Pxssy Palace is vocal about the importance of consent in nightclubs - on entering the party, you are politely reminded of its policy of zero tolerance to harassment of any kind, to ensure their night remains inclusive and free of judgement. To enforce the Pxssy Palace policy, free taxis are available for trans femmes of colour, funded by donations on the door and 10 per cent of the earnings from the night. ‘Badge bitches’ roam the party, chatting, reporting any problems, encouraging people to open up about any mishaps and acting as a friendly face on the dancefloor.

At the climax of Pxssy Palace a circle forms in the crowd. A pinstriped, bald, curvaceous woman and a muscular man in leopard-print scarf and nose jewel are majestically vogueing. The crowd cheer, before jumping into the circle and cranking up the energy level, a delicious parody of the testosterone-fuelled mosh-pit.

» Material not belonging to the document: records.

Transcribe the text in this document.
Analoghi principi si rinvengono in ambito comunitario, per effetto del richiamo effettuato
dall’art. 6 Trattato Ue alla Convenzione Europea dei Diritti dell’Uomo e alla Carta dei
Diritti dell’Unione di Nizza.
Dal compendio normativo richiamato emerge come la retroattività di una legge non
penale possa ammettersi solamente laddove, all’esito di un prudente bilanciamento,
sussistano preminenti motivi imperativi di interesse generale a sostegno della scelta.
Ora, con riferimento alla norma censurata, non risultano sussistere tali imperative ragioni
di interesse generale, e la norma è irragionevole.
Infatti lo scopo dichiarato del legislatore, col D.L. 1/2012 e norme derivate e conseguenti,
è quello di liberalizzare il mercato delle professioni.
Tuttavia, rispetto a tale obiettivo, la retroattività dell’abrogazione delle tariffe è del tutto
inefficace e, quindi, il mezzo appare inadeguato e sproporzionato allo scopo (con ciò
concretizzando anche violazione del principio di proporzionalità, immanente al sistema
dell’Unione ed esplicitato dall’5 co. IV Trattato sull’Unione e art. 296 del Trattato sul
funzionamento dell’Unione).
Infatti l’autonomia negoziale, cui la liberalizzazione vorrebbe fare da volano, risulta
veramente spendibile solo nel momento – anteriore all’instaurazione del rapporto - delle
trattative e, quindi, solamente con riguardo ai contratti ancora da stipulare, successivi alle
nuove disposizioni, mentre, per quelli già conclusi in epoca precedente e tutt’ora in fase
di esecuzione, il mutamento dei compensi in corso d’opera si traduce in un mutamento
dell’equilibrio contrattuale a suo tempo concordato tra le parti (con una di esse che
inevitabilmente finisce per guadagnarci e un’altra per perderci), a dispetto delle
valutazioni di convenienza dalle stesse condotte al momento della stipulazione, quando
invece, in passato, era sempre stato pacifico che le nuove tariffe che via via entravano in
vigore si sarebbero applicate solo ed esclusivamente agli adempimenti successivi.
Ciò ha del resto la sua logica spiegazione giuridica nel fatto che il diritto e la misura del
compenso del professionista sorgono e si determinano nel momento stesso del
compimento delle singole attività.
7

Pxssy Palace and Sugar celebrate being free, colourful, female-identifying, black, and queer. With the focus on the wellbeing of their guests, both nights value acceptance and self-worth above all else. No-one is self-conscious or worried about how they’re dressed or the way they’re dancing.

‘Freedom’ is a word that’s long been associated with club culture. But what is it? It’s being safe to dance comfortably in your own skin, embrace your colours and truly ‘luv urself’.